# Ice-age skull cups !



## Rosemary (Feb 20, 2011)

*British cave yields ice-age skull cups *

By GREGORY KATZ Associated Press © 2011 The Associated Press
Feb. 17, 2011, 9:04AM

LONDON — Ice age Britons drank from human skulls and may even have eaten flesh and bone marrow, but they were far from barbarians.

The bowls look almost like works of art, ritual items laced with meaning. Look more closely, however, and it becomes clear they are made from human skulls. Scientists say they are the oldest known carbon-dated skull cups, said by experts to be about 14,700 years old.

The three skulls aren't the first historic clues to early man found in Gough's Cave in Somerset. In 1903, the complete skeleton of a man dated to about 10,000 years ago was found at the same site. Explorations of the site, which in human and animal remains, began even earlier.

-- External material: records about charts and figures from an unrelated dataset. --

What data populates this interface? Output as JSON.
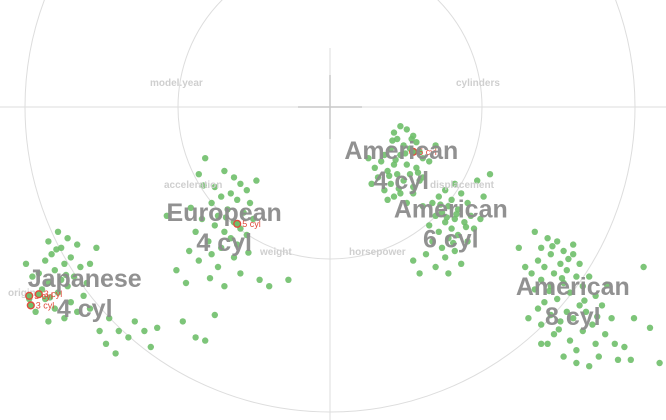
{
  "chart_data": {
    "type": "scatter",
    "colors": {
      "point": "#6fbf6a",
      "highlight": "#e04b3c",
      "ring": "#dddddd",
      "axis": "#c8c8c8",
      "label": "#8c8c8c",
      "axis_label": "#cfcfcf"
    },
    "axis_labels": [
      "model.year",
      "cylinders",
      "acceleration",
      "displacement",
      "weight",
      "horsepower",
      "origin"
    ],
    "clusters": [
      {
        "name": "American\n4 cyl",
        "label_lines": [
          "American",
          "4 cyl"
        ],
        "points": [
          [
            2.2,
            3.4
          ],
          [
            2.4,
            3.3
          ],
          [
            2.0,
            3.2
          ],
          [
            2.6,
            3.1
          ],
          [
            2.1,
            3.0
          ],
          [
            2.7,
            2.9
          ],
          [
            2.3,
            2.8
          ],
          [
            1.9,
            2.7
          ],
          [
            2.5,
            2.7
          ],
          [
            2.8,
            2.6
          ],
          [
            1.7,
            2.5
          ],
          [
            2.2,
            2.5
          ],
          [
            2.9,
            2.4
          ],
          [
            1.6,
            2.3
          ],
          [
            2.0,
            2.2
          ],
          [
            2.4,
            2.2
          ],
          [
            2.7,
            2.1
          ],
          [
            1.8,
            2.0
          ],
          [
            2.1,
            1.9
          ],
          [
            2.5,
            1.9
          ],
          [
            1.5,
            1.8
          ],
          [
            2.3,
            1.7
          ],
          [
            2.8,
            1.7
          ],
          [
            1.9,
            1.6
          ],
          [
            2.6,
            1.5
          ],
          [
            1.7,
            1.4
          ],
          [
            2.2,
            1.3
          ],
          [
            2.0,
            1.2
          ],
          [
            1.8,
            1.1
          ],
          [
            2.4,
            1.0
          ],
          [
            2.6,
            1.3
          ],
          [
            2.9,
            1.8
          ],
          [
            1.4,
            2.1
          ],
          [
            3.1,
            2.3
          ],
          [
            1.3,
            1.6
          ],
          [
            2.35,
            2.55
          ],
          [
            2.05,
            2.35
          ],
          [
            1.85,
            1.85
          ],
          [
            2.75,
            1.95
          ],
          [
            2.15,
            1.45
          ],
          [
            3.3,
            2.8
          ],
          [
            1.2,
            2.4
          ],
          [
            2.55,
            3.0
          ],
          [
            1.95,
            2.95
          ]
        ],
        "highlight": {
          "text": "5 cyl",
          "point": [
            2.6,
            2.6
          ]
        }
      },
      {
        "name": "European\n4 cyl",
        "label_lines": [
          "European",
          "4 cyl"
        ],
        "points": [
          [
            -3.9,
            2.4
          ],
          [
            -4.1,
            1.9
          ],
          [
            -3.3,
            2.0
          ],
          [
            -3.0,
            1.8
          ],
          [
            -3.6,
            1.5
          ],
          [
            -2.8,
            1.6
          ],
          [
            -3.1,
            1.3
          ],
          [
            -2.6,
            1.4
          ],
          [
            -3.4,
            1.2
          ],
          [
            -2.9,
            1.1
          ],
          [
            -3.7,
            1.0
          ],
          [
            -2.5,
            1.0
          ],
          [
            -3.2,
            0.8
          ],
          [
            -2.7,
            0.7
          ],
          [
            -3.5,
            0.6
          ],
          [
            -4.0,
            0.5
          ],
          [
            -2.4,
            0.5
          ],
          [
            -3.0,
            0.4
          ],
          [
            -3.6,
            0.3
          ],
          [
            -2.8,
            0.2
          ],
          [
            -3.3,
            0.1
          ],
          [
            -4.2,
            0.1
          ],
          [
            -2.6,
            0.0
          ],
          [
            -3.1,
            -0.1
          ],
          [
            -3.8,
            -0.2
          ],
          [
            -2.9,
            -0.3
          ],
          [
            -3.4,
            -0.4
          ],
          [
            -4.4,
            -0.5
          ],
          [
            -3.7,
            -0.6
          ],
          [
            -3.0,
            -0.7
          ],
          [
            -4.1,
            -0.8
          ],
          [
            -3.5,
            -1.0
          ],
          [
            -4.5,
            -1.5
          ],
          [
            -3.3,
            -1.6
          ],
          [
            -2.2,
            -1.4
          ],
          [
            -2.8,
            -1.2
          ],
          [
            -1.3,
            -1.4
          ],
          [
            -1.9,
            -1.6
          ],
          [
            -3.95,
            1.55
          ],
          [
            -4.35,
            0.85
          ],
          [
            -3.25,
            0.55
          ],
          [
            -2.55,
            -0.55
          ],
          [
            -4.8,
            -1.1
          ],
          [
            -5.1,
            0.6
          ],
          [
            -3.75,
            -1.35
          ],
          [
            -2.3,
            1.7
          ]
        ],
        "highlight": {
          "text": "5 cyl",
          "point": [
            -2.9,
            0.35
          ]
        }
      },
      {
        "name": "American\n6 cyl",
        "label_lines": [
          "American",
          "6 cyl"
        ],
        "points": [
          [
            3.9,
            1.6
          ],
          [
            3.6,
            1.4
          ],
          [
            4.1,
            1.3
          ],
          [
            3.4,
            1.2
          ],
          [
            3.8,
            1.1
          ],
          [
            4.3,
            1.0
          ],
          [
            3.2,
            1.0
          ],
          [
            3.7,
            0.9
          ],
          [
            4.0,
            0.8
          ],
          [
            3.5,
            0.7
          ],
          [
            4.4,
            0.6
          ],
          [
            3.3,
            0.6
          ],
          [
            3.9,
            0.5
          ],
          [
            3.6,
            0.4
          ],
          [
            4.2,
            0.4
          ],
          [
            3.1,
            0.3
          ],
          [
            3.8,
            0.2
          ],
          [
            4.5,
            0.2
          ],
          [
            3.4,
            0.1
          ],
          [
            4.0,
            0.0
          ],
          [
            3.7,
            -0.1
          ],
          [
            3.2,
            -0.2
          ],
          [
            4.3,
            -0.2
          ],
          [
            3.5,
            -0.4
          ],
          [
            3.9,
            -0.5
          ],
          [
            3.0,
            -0.6
          ],
          [
            3.6,
            -0.7
          ],
          [
            4.1,
            -0.9
          ],
          [
            3.3,
            -1.0
          ],
          [
            3.7,
            -1.2
          ],
          [
            2.8,
            -1.2
          ],
          [
            4.6,
            1.7
          ],
          [
            5.0,
            1.9
          ],
          [
            4.8,
            1.2
          ],
          [
            3.95,
            0.65
          ],
          [
            3.45,
            0.95
          ],
          [
            4.25,
            0.25
          ],
          [
            3.65,
            0.55
          ],
          [
            3.85,
            -0.25
          ],
          [
            2.9,
            0.9
          ],
          [
            4.7,
            0.5
          ],
          [
            2.6,
            -0.8
          ]
        ]
      },
      {
        "name": "Japanese\n4 cyl",
        "label_lines": [
          "Japanese",
          "4 cyl"
        ],
        "points": [
          [
            -8.5,
            0.1
          ],
          [
            -8.2,
            -0.1
          ],
          [
            -8.8,
            -0.2
          ],
          [
            -7.9,
            -0.3
          ],
          [
            -8.4,
            -0.4
          ],
          [
            -8.7,
            -0.6
          ],
          [
            -8.1,
            -0.7
          ],
          [
            -8.9,
            -0.8
          ],
          [
            -8.3,
            -0.9
          ],
          [
            -7.8,
            -1.0
          ],
          [
            -8.6,
            -1.1
          ],
          [
            -9.1,
            -1.2
          ],
          [
            -8.0,
            -1.3
          ],
          [
            -8.4,
            -1.4
          ],
          [
            -8.8,
            -1.5
          ],
          [
            -9.3,
            -1.3
          ],
          [
            -7.6,
            -1.5
          ],
          [
            -8.2,
            -1.6
          ],
          [
            -9.0,
            -1.7
          ],
          [
            -8.5,
            -1.8
          ],
          [
            -7.7,
            -1.9
          ],
          [
            -8.9,
            -2.0
          ],
          [
            -8.1,
            -2.1
          ],
          [
            -9.4,
            -2.0
          ],
          [
            -8.6,
            -2.3
          ],
          [
            -7.9,
            -2.4
          ],
          [
            -9.2,
            -2.4
          ],
          [
            -8.3,
            -2.6
          ],
          [
            -8.8,
            -2.7
          ],
          [
            -7.5,
            -2.3
          ],
          [
            -7.3,
            -0.4
          ],
          [
            -7.5,
            -0.9
          ],
          [
            -9.5,
            -0.9
          ],
          [
            -8.55,
            -0.45
          ],
          [
            -8.25,
            -1.25
          ],
          [
            -8.75,
            -1.95
          ],
          [
            -6.9,
            -2.6
          ],
          [
            -6.6,
            -3.0
          ],
          [
            -6.3,
            -3.2
          ],
          [
            -7.0,
            -3.4
          ],
          [
            -6.7,
            -3.7
          ],
          [
            -5.8,
            -3.0
          ],
          [
            -5.4,
            -2.9
          ],
          [
            -5.6,
            -3.5
          ],
          [
            -6.1,
            -2.7
          ],
          [
            -7.2,
            -3.0
          ],
          [
            -4.6,
            -2.7
          ],
          [
            -4.2,
            -3.2
          ],
          [
            -3.9,
            -3.3
          ],
          [
            -3.6,
            -2.5
          ]
        ],
        "highlights": [
          {
            "text": "3 cyl",
            "point": [
              -9.4,
              -1.9
            ]
          },
          {
            "text": "3 cyl",
            "point": [
              -9.1,
              -1.85
            ]
          },
          {
            "text": "3 cyl",
            "point": [
              -9.35,
              -2.2
            ]
          }
        ]
      },
      {
        "name": "American\n8 cyl",
        "label_lines": [
          "American",
          "8 cyl"
        ],
        "points": [
          [
            6.4,
            0.1
          ],
          [
            6.8,
            -0.1
          ],
          [
            7.1,
            -0.2
          ],
          [
            6.6,
            -0.4
          ],
          [
            7.3,
            -0.5
          ],
          [
            6.9,
            -0.6
          ],
          [
            7.6,
            -0.6
          ],
          [
            6.5,
            -0.8
          ],
          [
            7.2,
            -0.9
          ],
          [
            7.8,
            -0.9
          ],
          [
            6.7,
            -1.0
          ],
          [
            7.4,
            -1.1
          ],
          [
            6.3,
            -1.2
          ],
          [
            7.0,
            -1.2
          ],
          [
            7.7,
            -1.3
          ],
          [
            8.1,
            -1.3
          ],
          [
            6.6,
            -1.4
          ],
          [
            7.3,
            -1.5
          ],
          [
            6.9,
            -1.6
          ],
          [
            7.9,
            -1.6
          ],
          [
            6.4,
            -1.7
          ],
          [
            7.5,
            -1.8
          ],
          [
            8.3,
            -1.9
          ],
          [
            7.1,
            -2.0
          ],
          [
            6.7,
            -2.1
          ],
          [
            7.8,
            -2.2
          ],
          [
            8.5,
            -2.2
          ],
          [
            6.5,
            -2.3
          ],
          [
            7.4,
            -2.4
          ],
          [
            8.0,
            -2.4
          ],
          [
            6.9,
            -2.5
          ],
          [
            7.6,
            -2.6
          ],
          [
            8.8,
            -2.6
          ],
          [
            7.2,
            -2.7
          ],
          [
            6.6,
            -2.8
          ],
          [
            8.2,
            -2.8
          ],
          [
            7.9,
            -3.0
          ],
          [
            7.0,
            -3.1
          ],
          [
            8.6,
            -3.1
          ],
          [
            7.5,
            -3.3
          ],
          [
            8.3,
            -3.4
          ],
          [
            6.8,
            -3.4
          ],
          [
            8.9,
            -3.4
          ],
          [
            7.7,
            -3.6
          ],
          [
            9.2,
            -3.5
          ],
          [
            8.4,
            -3.8
          ],
          [
            7.3,
            -3.8
          ],
          [
            9.0,
            -3.9
          ],
          [
            8.1,
            -4.1
          ],
          [
            9.5,
            -2.6
          ],
          [
            10.0,
            -2.9
          ],
          [
            9.4,
            -3.9
          ],
          [
            7.45,
            -0.75
          ],
          [
            6.85,
            -1.75
          ],
          [
            7.95,
            -2.05
          ],
          [
            7.15,
            -2.95
          ],
          [
            8.65,
            -1.55
          ],
          [
            7.25,
            -1.35
          ],
          [
            6.95,
            -0.35
          ],
          [
            8.35,
            -2.55
          ],
          [
            5.9,
            -0.4
          ],
          [
            6.1,
            -1.0
          ],
          [
            6.6,
            -3.4
          ],
          [
            7.7,
            -4.0
          ],
          [
            9.8,
            -1.0
          ],
          [
            10.3,
            -4.0
          ],
          [
            7.6,
            -0.3
          ],
          [
            6.2,
            -2.6
          ]
        ]
      }
    ]
  }
}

British cave yields ice-age skull cups | World news | Chron.com - Houston Chronicle


----------



## sloweye (Feb 20, 2011)

Very interesting, thanks for the link Rosie


----------



## Mouse (Feb 20, 2011)

Ah, I saw this on the local news the other day. Meant to post about it but forgot! Cheddar Gorge. Not sure why that article says London.


----------



## J Riff (Feb 21, 2011)

Cheddar Gorge, cheezus, really?? Gorged on cheddar. Promotional McDonald's hot cheddar n' chili Skull Cups. I want one. They probably didn't have many coconuts in the Isles 10,000 yrs. back, so had to use skulls. But when was cheddar invented? It's all very confusing.


----------